The expression of a variable can refer to other variables defined earlier in the list but not those after. Thus, Variables must be sorted by the order of first appearance and acyclic.

autogen
ValidatingPolicyAutogenConfiguration

AutogenConfiguration defines the configuration for the generation controller.

validationActions *
[]admissionregistration/v1.ValidationAction

ValidationAction specifies the action to be taken when the matched resource violates the policy. Required.

webhookConfiguration
WebhookConfiguration

WebhookConfiguration defines the configuration for the webhook.

evaluation
EvaluationConfiguration

EvaluationConfiguration defines the configuration for the policy evaluation.

ValidatingPolicyStatus

(Appears in: ValidatingPolicy)

Field Description
conditionStatus
ConditionStatus
autogen
ValidatingPolicyAutogenStatus
generated
bool

Generated indicates whether a ValidatingAdmissionPolicy/MutatingAdmissionPolicy is generated from the policy or not

ValidationConfiguration

(Appears in: ImageValidatingPolicySpec)

Field Description
mutateDigest
bool

MutateDigest enables replacement of image tags with digests. Defaults to true.

verifyDigest
bool

VerifyDigest validates that images have a digest.

required
bool

Required validates that images are verified, i.e., have passed a signature or attestation check.
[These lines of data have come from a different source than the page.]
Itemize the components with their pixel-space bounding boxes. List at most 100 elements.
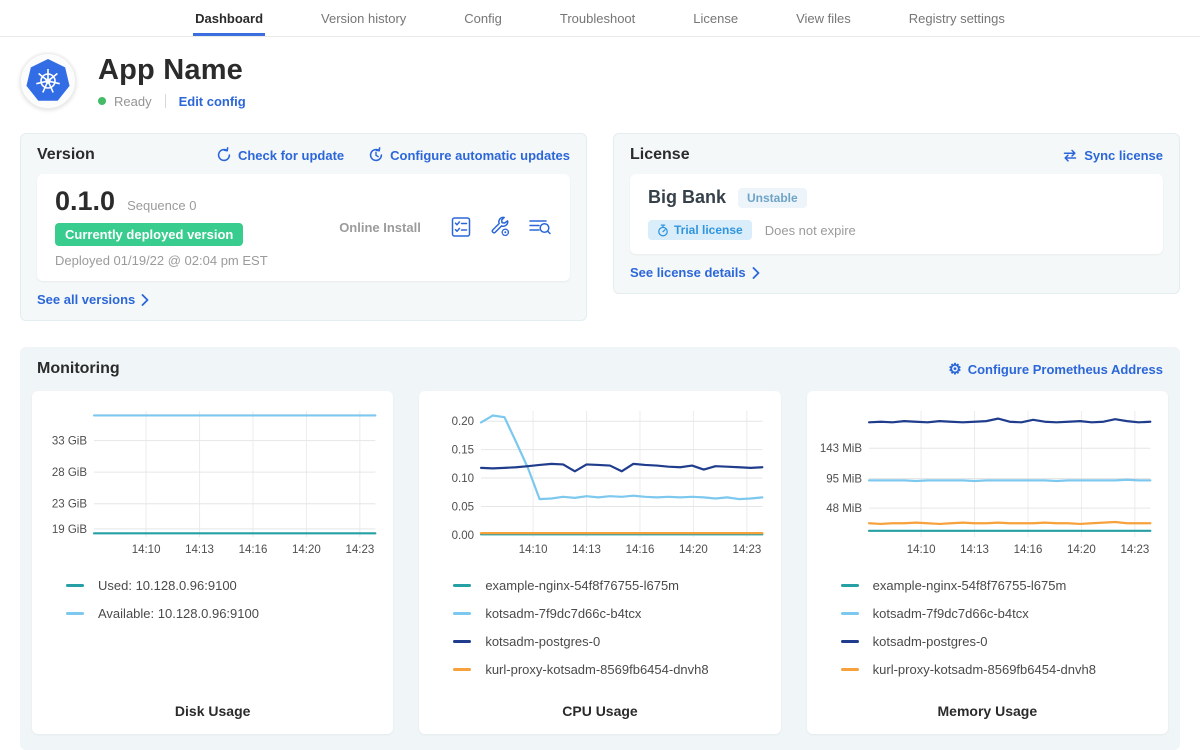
- view-diff-icon[interactable]: [528, 216, 552, 238]
- tab-registry-settings[interactable]: Registry settings: [907, 0, 1007, 36]
- legend-item: kurl-proxy-kotsadm-8569fb6454-dnvh8: [841, 662, 1156, 677]
- legend-label: kurl-proxy-kotsadm-8569fb6454-dnvh8: [873, 662, 1096, 677]
- configure-automatic-updates-button[interactable]: Configure automatic updates: [368, 147, 570, 163]
- preflight-checks-icon[interactable]: [450, 216, 472, 238]
- config-wrench-icon[interactable]: [489, 216, 511, 238]
- license-card: License Sync license Big Bank Unstable: [613, 133, 1180, 294]
- legend-label: kotsadm-7f9dc7d66c-b4tcx: [873, 606, 1029, 621]
- legend-label: example-nginx-54f8f76755-l675m: [485, 578, 679, 593]
- tab-config[interactable]: Config: [462, 0, 504, 36]
- disk-usage-legend: Used: 10.128.0.96:9100 Available: 10.128.…: [44, 578, 381, 621]
- legend-color-dash: [453, 612, 471, 615]
- legend-item: kotsadm-7f9dc7d66c-b4tcx: [841, 606, 1156, 621]
- legend-color-dash: [453, 640, 471, 643]
- version-number: 0.1.0: [55, 186, 115, 217]
- chevron-right-icon: [141, 294, 149, 306]
- legend-label: kotsadm-postgres-0: [485, 634, 600, 649]
- legend-label: kurl-proxy-kotsadm-8569fb6454-dnvh8: [485, 662, 708, 677]
- svg-text:14:23: 14:23: [345, 544, 374, 556]
- svg-text:48 MiB: 48 MiB: [826, 503, 862, 515]
- legend-item: Available: 10.128.0.96:9100: [66, 606, 381, 621]
- svg-text:14:16: 14:16: [239, 544, 268, 556]
- svg-text:143 MiB: 143 MiB: [820, 443, 863, 455]
- svg-text:14:16: 14:16: [1013, 544, 1042, 556]
- legend-item: example-nginx-54f8f76755-l675m: [453, 578, 768, 593]
- legend-label: Available: 10.128.0.96:9100: [98, 606, 259, 621]
- legend-color-dash: [66, 612, 84, 615]
- sync-license-button[interactable]: Sync license: [1062, 148, 1163, 163]
- svg-text:14:10: 14:10: [132, 544, 161, 556]
- memory-usage-chart-card: 14:10 14:13 14:16 14:20 14:23 48 MiB 95 MiB 143…: [807, 391, 1168, 734]
- deployed-version-panel: 0.1.0 Sequence 0 Currently deployed vers…: [37, 174, 570, 281]
- see-license-details-link[interactable]: See license details: [630, 265, 1163, 280]
- monitoring-title: Monitoring: [37, 360, 120, 378]
- svg-text:0.05: 0.05: [452, 501, 474, 513]
- legend-color-dash: [841, 612, 859, 615]
- memory-usage-legend: example-nginx-54f8f76755-l675m kotsadm-7f…: [819, 578, 1156, 677]
- svg-text:14:23: 14:23: [733, 544, 762, 556]
- check-for-update-button[interactable]: Check for update: [216, 147, 344, 163]
- svg-text:0.15: 0.15: [452, 445, 474, 457]
- cpu-usage-legend: example-nginx-54f8f76755-l675mkotsadm-7f…: [431, 578, 768, 677]
- app-title-block: App Name Ready Edit config: [98, 54, 246, 109]
- tab-dashboard[interactable]: Dashboard: [193, 0, 265, 36]
- chevron-right-icon: [752, 267, 760, 279]
- tab-license[interactable]: License: [691, 0, 740, 36]
- svg-text:14:20: 14:20: [1067, 544, 1096, 556]
- svg-text:14:13: 14:13: [960, 544, 989, 556]
- svg-text:14:20: 14:20: [292, 544, 321, 556]
- ready-status-dot: [98, 97, 106, 105]
- license-panel: Big Bank Unstable Trial l: [630, 174, 1163, 254]
- expiry-text: Does not expire: [765, 223, 856, 238]
- app-logo: [20, 53, 76, 109]
- cpu-usage-chart: 14:1014:1314:1614:2014:230.000.050.100.1…: [431, 401, 768, 568]
- configure-prometheus-button[interactable]: ⚙ Configure Prometheus Address: [948, 362, 1163, 377]
- refresh-icon: [216, 147, 232, 163]
- app-title: App Name: [98, 54, 246, 87]
- svg-text:14:10: 14:10: [519, 544, 548, 556]
- svg-text:28 GiB: 28 GiB: [52, 467, 87, 479]
- legend-color-dash: [453, 584, 471, 587]
- svg-text:14:20: 14:20: [679, 544, 708, 556]
- currently-deployed-badge: Currently deployed version: [55, 223, 243, 246]
- legend-label: Used: 10.128.0.96:9100: [98, 578, 237, 593]
- legend-label: example-nginx-54f8f76755-l675m: [873, 578, 1067, 593]
- app-header: App Name Ready Edit config: [20, 53, 1180, 109]
- tab-troubleshoot[interactable]: Troubleshoot: [558, 0, 637, 36]
- legend-item: example-nginx-54f8f76755-l675m: [841, 578, 1156, 593]
- legend-color-dash: [841, 668, 859, 671]
- legend-color-dash: [453, 668, 471, 671]
- legend-item: kurl-proxy-kotsadm-8569fb6454-dnvh8: [453, 662, 768, 677]
- stopwatch-icon: [657, 224, 669, 237]
- top-nav: Dashboard Version history Config Troublesho…: [0, 0, 1200, 37]
- memory-usage-title: Memory Usage: [819, 703, 1156, 722]
- svg-text:23 GiB: 23 GiB: [52, 499, 87, 511]
- page-body: App Name Ready Edit config Version: [0, 53, 1200, 750]
- legend-item: kotsadm-postgres-0: [841, 634, 1156, 649]
- svg-text:14:16: 14:16: [626, 544, 655, 556]
- cpu-usage-title: CPU Usage: [431, 703, 768, 722]
- svg-text:14:13: 14:13: [572, 544, 601, 556]
- sequence-label: Sequence 0: [127, 198, 196, 213]
- disk-usage-chart: 14:10 14:13 14:16 14:20 14:23 19 GiB 23 GiB 28 …: [44, 401, 381, 568]
- version-card: Version Check for update: [20, 133, 587, 321]
- tab-view-files[interactable]: View files: [794, 0, 853, 36]
- svg-text:19 GiB: 19 GiB: [52, 524, 87, 536]
- svg-text:95 MiB: 95 MiB: [826, 473, 862, 485]
- trial-license-badge[interactable]: Trial license: [648, 220, 752, 240]
- svg-text:14:13: 14:13: [185, 544, 214, 556]
- disk-usage-title: Disk Usage: [44, 703, 381, 722]
- clock-refresh-icon: [368, 147, 384, 163]
- license-card-title: License: [630, 146, 690, 164]
- svg-text:14:10: 14:10: [906, 544, 935, 556]
- legend-item: kotsadm-postgres-0: [453, 634, 768, 649]
- svg-text:33 GiB: 33 GiB: [52, 436, 87, 448]
- legend-color-dash: [841, 640, 859, 643]
- svg-text:0.10: 0.10: [452, 473, 474, 485]
- see-all-versions-link[interactable]: See all versions: [37, 292, 570, 307]
- svg-text:14:23: 14:23: [1120, 544, 1149, 556]
- tab-version-history[interactable]: Version history: [319, 0, 408, 36]
- kubernetes-icon: [26, 59, 70, 103]
- edit-config-link[interactable]: Edit config: [179, 94, 246, 109]
- svg-text:0.20: 0.20: [452, 416, 474, 428]
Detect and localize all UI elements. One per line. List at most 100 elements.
VapGenerationConfiguration

(Appears in: ValidatingPolicyAutogenConfiguration)

Field Description
enabled *
bool

Enabled specifies whether to generate a Kubernetes ValidatingAdmissionPolicy. Optional. Defaults to "false" if not specified.

WebhookConfiguration

(Appears in: GeneratingPolicySpec, ImageValidatingPolicySpec, MutatingPolicySpec, ValidatingPolicySpec)

Field Description
timeoutSeconds *
int32

TimeoutSeconds specifies the maximum time in seconds allowed to apply this policy. After the configured time expires, the admission request may fail, or may simply ignore the policy results, based on the failure policy. The default timeout is 10s, the value must be between 1 and 30 seconds.